I'm reading about inverse function theorem for everywhere (not necessarily continuously) differentiable funtions. First from Terence Tao's blog, i.e.,
Theorem 2 (Everywhere differentiable inverse function theorem) Let $\Omega \subset \mathbf{R}^n$ be an open set, and let $f: \Omega \rightarrow \mathbf{R}^n$ be an everywhere differentiable function, such that for every $x_0 \in \Omega$, the derivative map $D f\left(x_0\right): \mathbf{R}^n \rightarrow \mathbf{R}^n$ is invertible.
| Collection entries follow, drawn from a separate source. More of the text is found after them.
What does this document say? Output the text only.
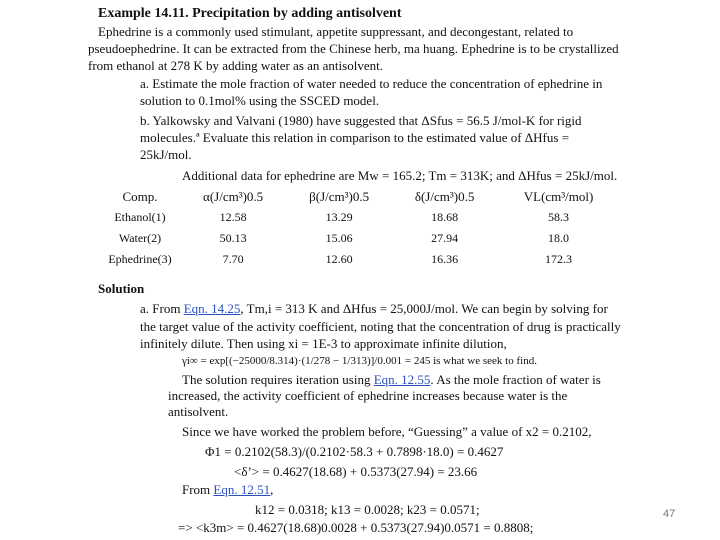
Example 14.11. Precipitation by adding antisolvent
Ephedrine is a commonly used stimulant, appetite suppressant, and decongestant, related to
pseudoephedrine. It can be extracted from the Chinese herb, ma huang. Ephedrine is to be crystallized
from ethanol at 278 K by adding water as an antisolvent.
a. Estimate the mole fraction of water needed to reduce the concentration of ephedrine in
solution to 0.1mol% using the SSCED model.
b. Yalkowsky and Valvani (1980) have suggested that ΔSfus = 56.5 J/mol-K for rigid
molecules.ª Evaluate this relation in comparison to the estimated value of ΔHfus =
25kJ/mol.
Additional data for ephedrine are Mw = 165.2; Tm = 313K; and ΔHfus = 25kJ/mol.
Comp.	α(J/cm³)0.5	β(J/cm³)0.5	δ(J/cm³)0.5	VL(cm³/mol)
Ethanol(1)	12.58	13.29	18.68	58.3
Water(2)	50.13	15.06	27.94	18.0
Ephedrine(3)	7.70	12.60	16.36	172.3
Solution
a. From Eqn. 14.25, Tm,i = 313 K and ΔHfus = 25,000J/mol. We can begin by solving for
the target value of the activity coefficient, noting that the concentration of drug is practically
infinitely dilute. Then using xi = 1E-3 to approximate infinite dilution,
γi∞ = exp[(−25000/8.314)·(1/278 − 1/313)]/0.001 = 245 is what we seek to find.
The solution requires iteration using Eqn. 12.55. As the mole fraction of water is
increased, the activity coefficient of ephedrine increases because water is the
antisolvent.
Since we have worked the problem before, “Guessing” a value of x2 = 0.2102,
Φ1 = 0.2102(58.3)/(0.2102·58.3 + 0.7898·18.0) = 0.4627
<δ’> = 0.4627(18.68) + 0.5373(27.94) = 23.66
From Eqn. 12.51,
k12 = 0.0318; k13 = 0.0028; k23 = 0.0571;
=> <k3m> = 0.4627(18.68)0.0028 + 0.5373(27.94)0.0571 = 0.8808;
47
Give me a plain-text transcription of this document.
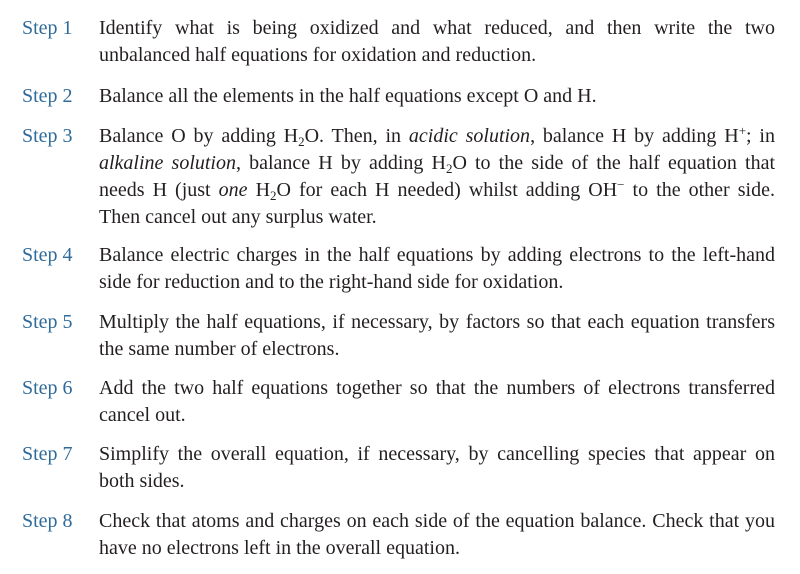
Step 1 Identify what is being oxidized and what reduced, and then write the two unbalanced half equations for oxidation and reduction.
Step 2 Balance all the elements in the half equations except O and H.
Step 3 Balance O by adding $H_2O$. Then, in acidic solution, balance H by adding H+; in alkaline solution, balance H by adding $H_2O$ to the side of the half equation that needs H (just one $H_2O$ for each H needed) whilst adding OH− to the other side. Then cancel out any surplus water.
Step 4 Balance electric charges in the half equations by adding electrons to the left-hand side for reduction and to the right-hand side for oxidation.
Step 5 Multiply the half equations, if necessary, by factors so that each equation transfers the same number of electrons.
Step 6 Add the two half equations together so that the numbers of electrons transferred cancel out.
Step 7 Simplify the overall equation, if necessary, by cancelling species that appear on both sides.
Step 8 Check that atoms and charges on each side of the equation balance. Check that you have no electrons left in the overall equation.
Then $f$ is a local homeomorphism; thus, for every $x_0 \in \Omega$, there exists an open neighbourhood $U$ of $x_0$ and an open neighbourhood $V$ of $f\left(x_0\right)$ such that $f$ is a homeomorphism from $U$ to $V$.
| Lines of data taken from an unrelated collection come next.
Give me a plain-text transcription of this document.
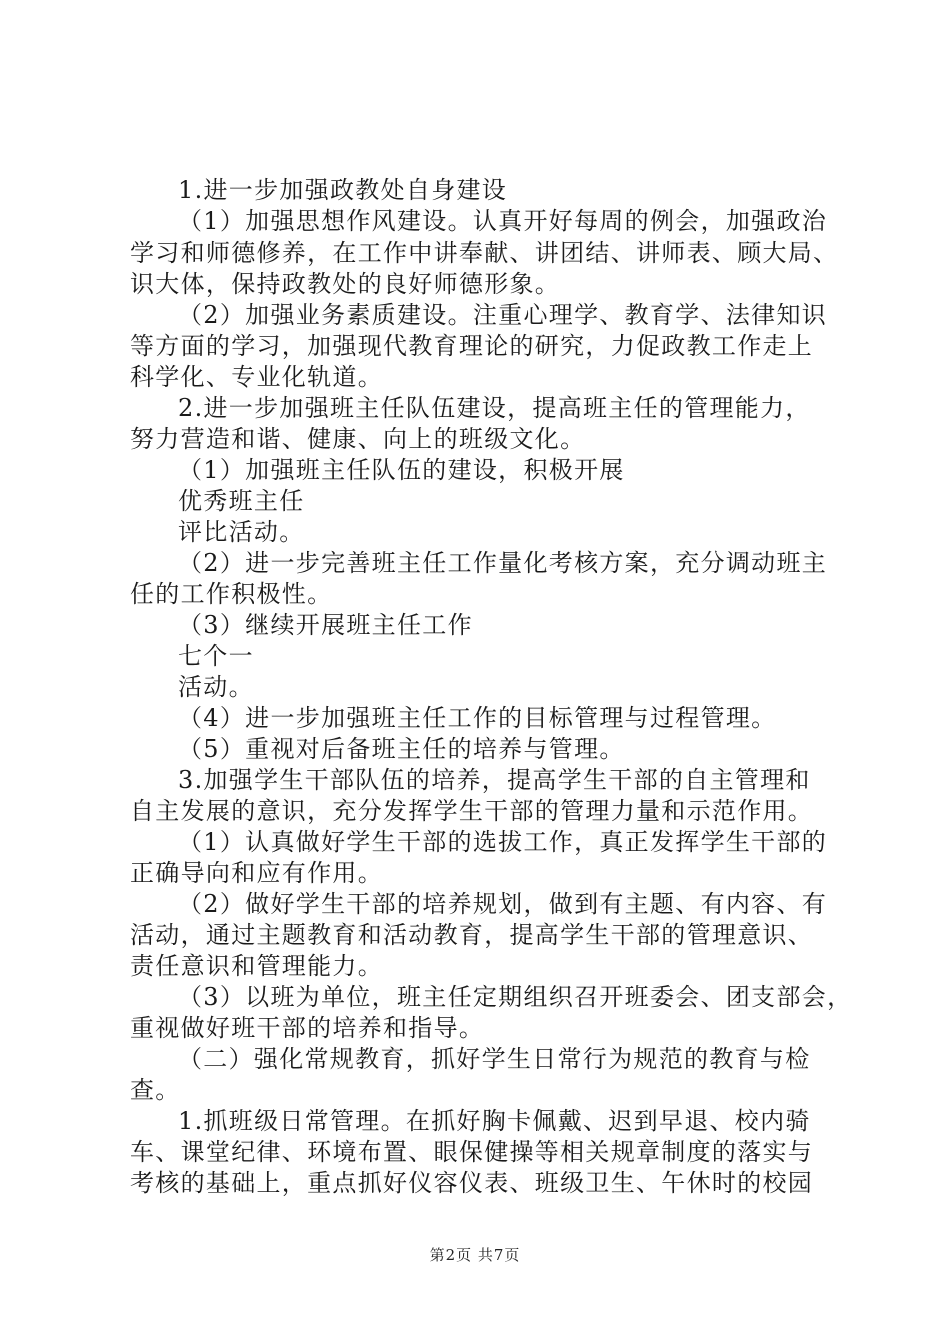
1.进一步加强政教处自身建设
（1）加强思想作风建设。认真开好每周的例会，加强政治
学习和师德修养，在工作中讲奉献、讲团结、讲师表、顾大局、
识大体，保持政教处的良好师德形象。
（2）加强业务素质建设。注重心理学、教育学、法律知识
等方面的学习，加强现代教育理论的研究，力促政教工作走上
科学化、专业化轨道。
2.进一步加强班主任队伍建设，提高班主任的管理能力，
努力营造和谐、健康、向上的班级文化。
（1）加强班主任队伍的建设，积极开展
优秀班主任
评比活动。
（2）进一步完善班主任工作量化考核方案，充分调动班主
任的工作积极性。
（3）继续开展班主任工作
七个一
活动。
（4）进一步加强班主任工作的目标管理与过程管理。
（5）重视对后备班主任的培养与管理。
3.加强学生干部队伍的培养，提高学生干部的自主管理和
自主发展的意识，充分发挥学生干部的管理力量和示范作用。
（1）认真做好学生干部的选拔工作，真正发挥学生干部的
正确导向和应有作用。
（2）做好学生干部的培养规划，做到有主题、有内容、有
活动，通过主题教育和活动教育，提高学生干部的管理意识、
责任意识和管理能力。
（3）以班为单位，班主任定期组织召开班委会、团支部会，
重视做好班干部的培养和指导。
（二）强化常规教育，抓好学生日常行为规范的教育与检
查。
1.抓班级日常管理。在抓好胸卡佩戴、迟到早退、校内骑
车、课堂纪律、环境布置、眼保健操等相关规章制度的落实与
考核的基础上，重点抓好仪容仪表、班级卫生、午休时的校园
第2页 共7页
The author fixes a point $x_0 \in \Omega$ and then proceeds to prove there is a local homeomorphism at $x_0$. In doing so, the author proves Lemma 5 whose proof appeals to the invertibility of $\partial f (x_1)$ for another $x_1 \neq x_0$, not just $\partial f (x_0)$.
I would like to ask if there is a stronger version of above theorem that requires only the invertibility of $\partial f (x_0)$, i.e.,
Let $\Omega \subset \mathbf{R}^n$ be an open set, and let $f: \Omega \rightarrow \mathbf{R}^n$ be an everywhere differentiable function, such that the derivative map $D f\left(x_0\right): \mathbf{R}^n \rightarrow \mathbf{R}^n$ of $f$ at $x_0 \in \Omega$ is invertible. Then $f$ is a local homeomorphism at $x_0$, i.e., there exists an open neighbourhood $U$ of $x_0$ and an open neighbourhood $V$ of $f\left(x_0\right)$ such that $f$ is a homeomorphism from $U$ to $V$.
Best Answer
This is false. As the inverse function theorem requires a function to be $C^1$, a natural candidate for a counterexample is a function with discontinuous derivative.
Let $f: x \in \mathbf{R} \mapsto x + x^2 \operatorname{sin}(1/x^2)$, where we set $f(0) = 0$. At $x = 0$ the derivative is $f'(0) = 1$, and everywhere else $f'(x) = 1 + 2x \operatorname{sin}(1/x^2) - 2/x\operatorname{cos}(1/x^2)$.
Now a local homeomorphism on $\mathbf{R}$ is strictly monotone, but $f'$ changes sign arbitrarily close to zero.